Minghella came to moviemaking from a playwrighting career on the London "fringe" and, in 1986, on the West End with the play, "Made in Bangkok," a hard-hitting look at the sexual mores of a British tour group in Thailand.
He also wrote for radio and television, penning episodes of the BBC kids' drama "Grange Hill" and the popular detective series "Inspector Morse."
Film was a natural progression.
"I was never happy writing plays just set in rooms," Minghella told The Associated Press in a 1996 interview. "I wanted the plays to move and for time to shift -- a more liquid way of storytelling."
He made his film directing debut in 1990 with "Truly, Madly, Deeply," a comedy about love and grief starring Juliet Stevenson and Alan Rickman.
His biggest hit was "The English Patient," a romantic epic set against the backdrop of World War II that won nine Oscars and became such a part of pop culture, it inspired an entire "Seinfeld" episode.
The success of the film, which also starred Ralph Fiennes and Kristin Scott Thomas, was evidence of Minghella's strengths. It was adapted from a poetic, multi-stranded novel by Canadian writer Michael Ondaatje that many considered unfilmable. In Minghella's hands it was lush, evocative and epic.
Minghella typically wrote and directed his films -- to acclaim, in the cases of "The English Patient" and "The Talented Mr.
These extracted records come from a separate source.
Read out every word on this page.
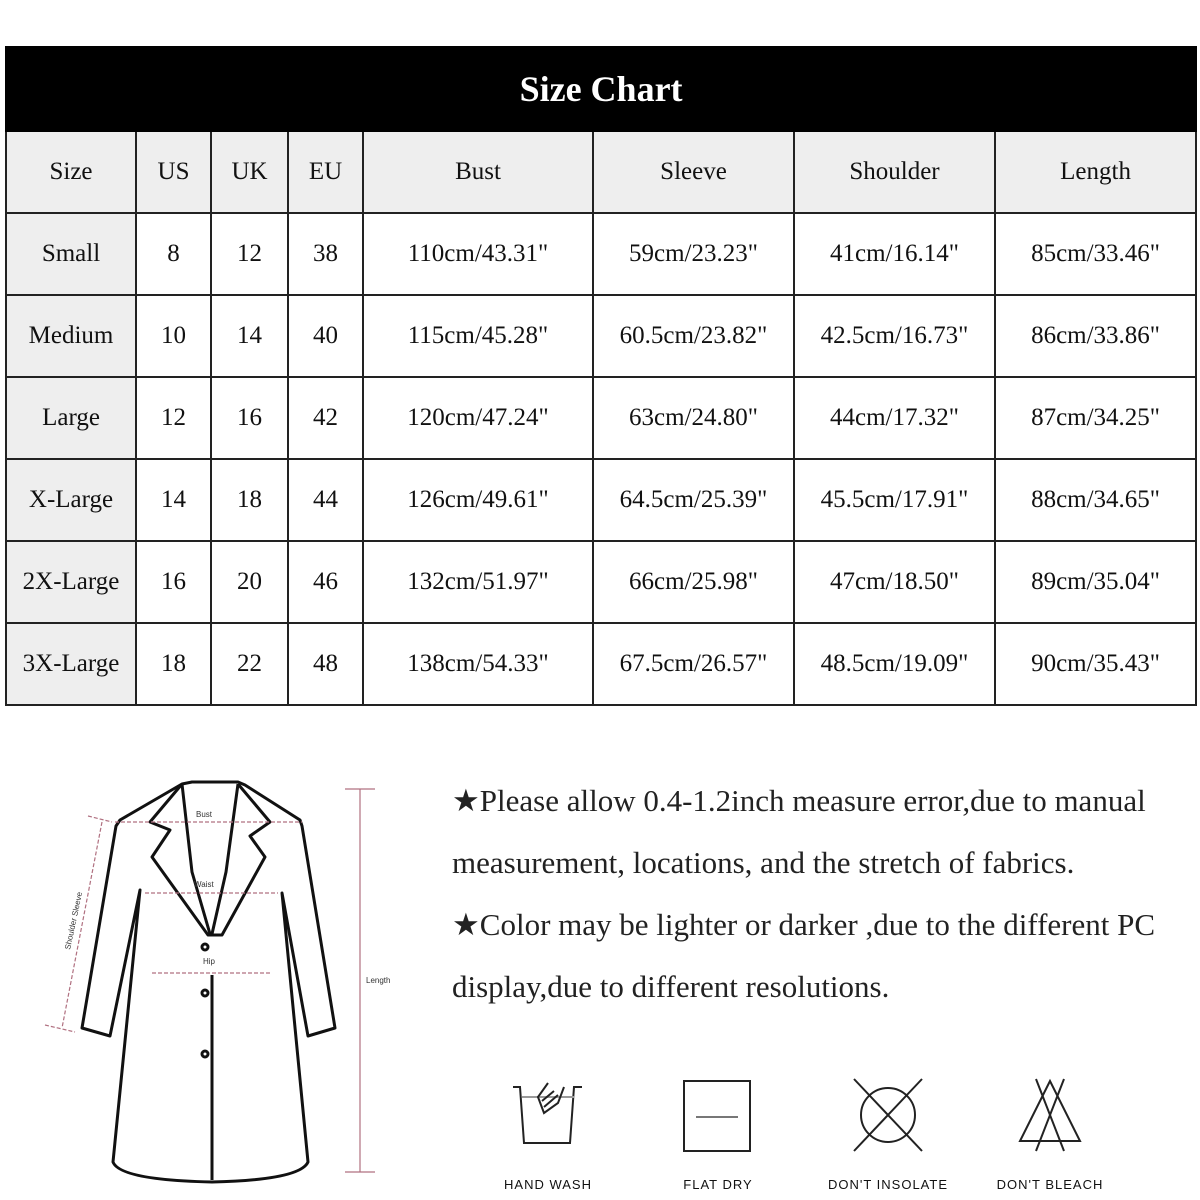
Size Chart							
Size	US	UK	EU	Bust	Sleeve	Shoulder	Length
Small	8	12	38	110cm/43.31"	59cm/23.23"	41cm/16.14"	85cm/33.46"
Medium	10	14	40	115cm/45.28"	60.5cm/23.82"	42.5cm/16.73"	86cm/33.86"
Large	12	16	42	120cm/47.24"	63cm/24.80"	44cm/17.32"	87cm/34.25"
X-Large	14	18	44	126cm/49.61"	64.5cm/25.39"	45.5cm/17.91"	88cm/34.65"
2X-Large	16	20	46	132cm/51.97"	66cm/25.98"	47cm/18.50"	89cm/35.04"
3X-Large	18	22	48	138cm/54.33"	67.5cm/26.57"	48.5cm/19.09"	90cm/35.43"
Bust
Waist
Hip
Length
Shoulder Sleeve
★Please allow 0.4-1.2inch measure error,due to manual measurement, locations, and the stretch of fabrics.
★Color may be lighter or darker ,due to the different PC display,due to different resolutions.
HAND WASH	FLAT DRY	DON'T INSOLATE	DON'T BLEACH
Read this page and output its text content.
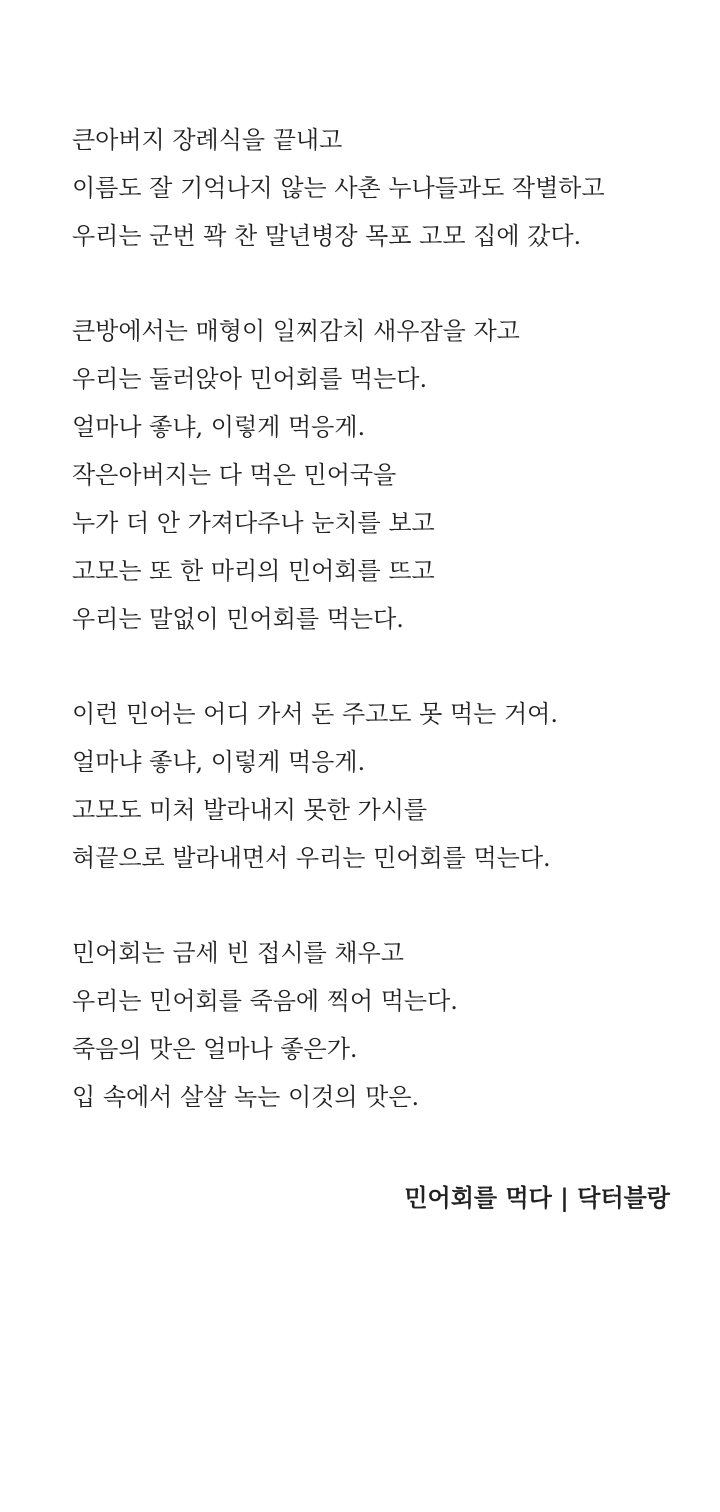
큰아버지 장례식을 끝내고
이름도 잘 기억나지 않는 사촌 누나들과도 작별하고
우리는 군번 꽉 찬 말년병장 목포 고모 집에 갔다.
큰방에서는 매형이 일찌감치 새우잠을 자고
우리는 둘러앉아 민어회를 먹는다.
얼마나 좋냐, 이렇게 먹응게.
작은아버지는 다 먹은 민어국을
누가 더 안 가져다주나 눈치를 보고
고모는 또 한 마리의 민어회를 뜨고
우리는 말없이 민어회를 먹는다.
이런 민어는 어디 가서 돈 주고도 못 먹는 거여.
얼마냐 좋냐, 이렇게 먹응게.
고모도 미처 발라내지 못한 가시를
혀끝으로 발라내면서 우리는 민어회를 먹는다.
민어회는 금세 빈 접시를 채우고
우리는 민어회를 죽음에 찍어 먹는다.
죽음의 맛은 얼마나 좋은가.
입 속에서 살살 녹는 이것의 맛은.
민어회를 먹다 | 닥터블랑
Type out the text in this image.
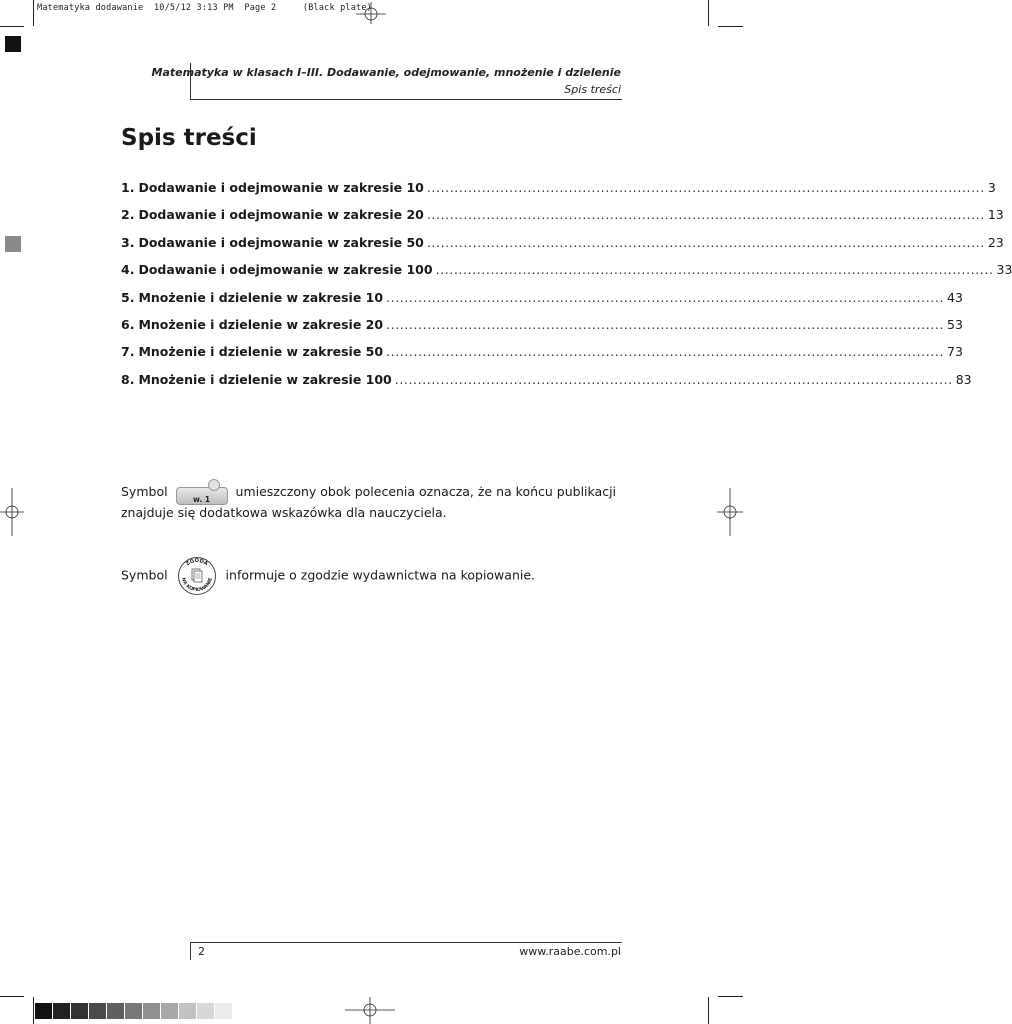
Matematyka dodawanie  10/5/12 3:13 PM  Page 2     (Black plate)
Matematyka w klasach I–III. Dodawanie, odejmowanie, mnożenie i dzielenie
Spis treści
Spis treści
1. Dodawanie i odejmowanie w zakresie 10 .......................................................................................................................... 3
2. Dodawanie i odejmowanie w zakresie 20 .......................................................................................................................... 13
3. Dodawanie i odejmowanie w zakresie 50 .......................................................................................................................... 23
4. Dodawanie i odejmowanie w zakresie 100 .......................................................................................................................... 33
5. Mnożenie i dzielenie w zakresie 10 .......................................................................................................................... 43
6. Mnożenie i dzielenie w zakresie 20 .......................................................................................................................... 53
7. Mnożenie i dzielenie w zakresie 50 .......................................................................................................................... 73
8. Mnożenie i dzielenie w zakresie 100 .......................................................................................................................... 83
Symbol	w. 1	umieszczony obok polecenia oznacza, że na końcu publikacji znajduje się dodatkowa wskazówka dla nauczyciela.
Symbol
ZGODA
NA KOPIOWANIE informuje o zgodzie wydawnictwa na kopiowanie.
2	www.raabe.com.pl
Ripley," less successfully with "Breaking and Entering," an underpowered 2006 drama set in London's gritty King's Cross district.
The 1999 movie "The Talented Mr. Ripley," starring Matt Damon as a murderous social climber, was based on a novel by Patricia Highsmith and earned five Oscar nominations, including best screenplay for Minghella.
His 2003 "Cold Mountain," based on Charles Frazier's novel of the U.S. Civil War, brought a best supporting actress Oscar for Renee Zellweger.
"The No. 1 Ladies' Detective Agency" was based on the first in a series of novels about the adventures of Botswanan private eye Precious Ramotswe. HBO recently commissioned a 13-part TV series.
Minghella is survived by his wife, his actor-son Max Minghella and his daughter Hannah, who recently was named president of production at Sony Pictures Animation.